Friday 27 January 2012

UK: England and Wales: directors' duties - disclosure, creditors and other matters

Mr Justice Newey gave judgment earlier this week in GHLM Trading Ltd v Maroo [2012] EWHC 61 (Ch). Amongst the matters for consideration was a claim that a sale of stock by directors to another company shortly before they were removed as directors involved a breach of duty. The decision is interesting for several reasons. First, there is discussion of the consequences of insolvency (or near insolvency) on the application of the duty found in Section 172 of the Companies Act (2006). In this regard, the trial judge noted that "Where creditors are relevant, it will ... be a director's duty to have regard to the interests of the creditors as a class. If a director acts to advance the interests of a particular creditor, without believing the action to be in the interests of creditors as a class, it seems to me that he will commit a breach of duty" (para. [168]).

Second, the trial judge considered the consequences of a sale of stock by directors in pursuit of their own self-interest and not the company's where the contracting party had notice of this fact: the contract was void. Third, there is discussion of Item Software (UK) Ltd v Fassihi [2004] EWCA Civ 1244, in which Arden LJ held that a director could be required to disclose his own misconduct as part of the director's duty to act in what he in good faith considers to be the best interests of his company (the duty now incorporated in Section 172). Noting the controversy surrounding Arden LJ's decision, Mr Justice Newey observed (at paras. [193] and [194]):
Arguably, it breaks new ground in treating a fiduciary duty as prescriptive rather than merely proscriptive. Its result can perhaps now be justified also by reference to section 172 of the Companies Act 2006, which came into force on 1 October 2007. The duty to promote the success of a company which that provision imposes can be said to be expressed in prescriptive terms (a director "must act in the way he considers, in good faith, would be most likely to promote the success of the company …" – emphasis added). Be that as it may, Item Software (UK) Ltd v Fassihi is clearly binding on me. I therefore proceed on the basis that a director's duty of good faith can potentially require him to disclose misconduct. .... a company complaining of a director's failure to disclose a matter must, I think, establish that the fiduciary subjectively concluded that disclosure was in his company's interests or, at least, that the director would have so concluded had he been acting in good faith". 

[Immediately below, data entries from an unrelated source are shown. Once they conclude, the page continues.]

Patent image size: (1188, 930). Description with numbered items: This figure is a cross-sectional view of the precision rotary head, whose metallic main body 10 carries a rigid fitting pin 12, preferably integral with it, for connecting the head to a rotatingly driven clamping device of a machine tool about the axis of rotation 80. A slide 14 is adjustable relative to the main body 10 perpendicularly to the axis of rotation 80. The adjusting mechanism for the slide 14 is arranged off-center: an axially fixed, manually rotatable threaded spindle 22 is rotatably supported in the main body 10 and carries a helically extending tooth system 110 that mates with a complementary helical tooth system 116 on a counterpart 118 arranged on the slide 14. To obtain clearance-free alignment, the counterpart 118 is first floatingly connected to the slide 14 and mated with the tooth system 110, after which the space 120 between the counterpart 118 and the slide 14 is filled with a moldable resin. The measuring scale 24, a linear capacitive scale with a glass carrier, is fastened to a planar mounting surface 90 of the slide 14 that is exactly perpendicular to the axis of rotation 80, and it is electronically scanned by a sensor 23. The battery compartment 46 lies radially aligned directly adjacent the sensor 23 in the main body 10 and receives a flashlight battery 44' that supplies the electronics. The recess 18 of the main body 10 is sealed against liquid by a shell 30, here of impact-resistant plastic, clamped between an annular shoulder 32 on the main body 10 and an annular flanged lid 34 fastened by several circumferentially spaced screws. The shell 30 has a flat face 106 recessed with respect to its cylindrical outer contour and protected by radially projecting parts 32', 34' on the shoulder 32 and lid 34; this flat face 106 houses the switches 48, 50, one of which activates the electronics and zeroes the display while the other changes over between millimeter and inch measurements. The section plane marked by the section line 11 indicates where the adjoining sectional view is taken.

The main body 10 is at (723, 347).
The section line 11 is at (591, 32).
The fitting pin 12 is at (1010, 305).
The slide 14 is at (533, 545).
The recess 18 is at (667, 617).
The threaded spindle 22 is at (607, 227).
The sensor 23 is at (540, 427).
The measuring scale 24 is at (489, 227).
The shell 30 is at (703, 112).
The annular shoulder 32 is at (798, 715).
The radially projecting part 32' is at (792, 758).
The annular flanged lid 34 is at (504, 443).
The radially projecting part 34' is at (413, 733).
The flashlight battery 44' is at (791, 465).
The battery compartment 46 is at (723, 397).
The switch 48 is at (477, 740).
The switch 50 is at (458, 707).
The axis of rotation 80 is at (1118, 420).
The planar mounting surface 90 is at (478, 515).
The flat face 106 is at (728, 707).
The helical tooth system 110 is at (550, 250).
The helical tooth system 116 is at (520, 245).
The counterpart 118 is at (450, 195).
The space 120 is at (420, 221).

Fourth, Mr Justice Newey considered to whom the director was required to disclose information and stated (at para. [198] and [199]):

... it is perfectly possible to conceive of a director being bound to disclose a matter to someone other than fellow board members. Since the "touchstone" is the duty of a director to act in what he considers in good faith to be in the best interests of the company, the focus must be on what the relevant director in fact believed to be in the company's interests or would have believed to be in the company's interests had he been acting in good faith. If a director subjectively concluded that it was in the company's interests for a matter to be disclosed to a person who was not a member of the board (or if he would have so concluded had he been acting in good faith), it would, it appears, be incumbent on him to ensure that such disclosure was made. On the other hand, a director's duty of good faith is owed to his company, not to shareholders. The question is therefore as to what the director thought (or would have thought) was in the company's interests. That disclosure might have been in a shareholder's interests will not matter as such.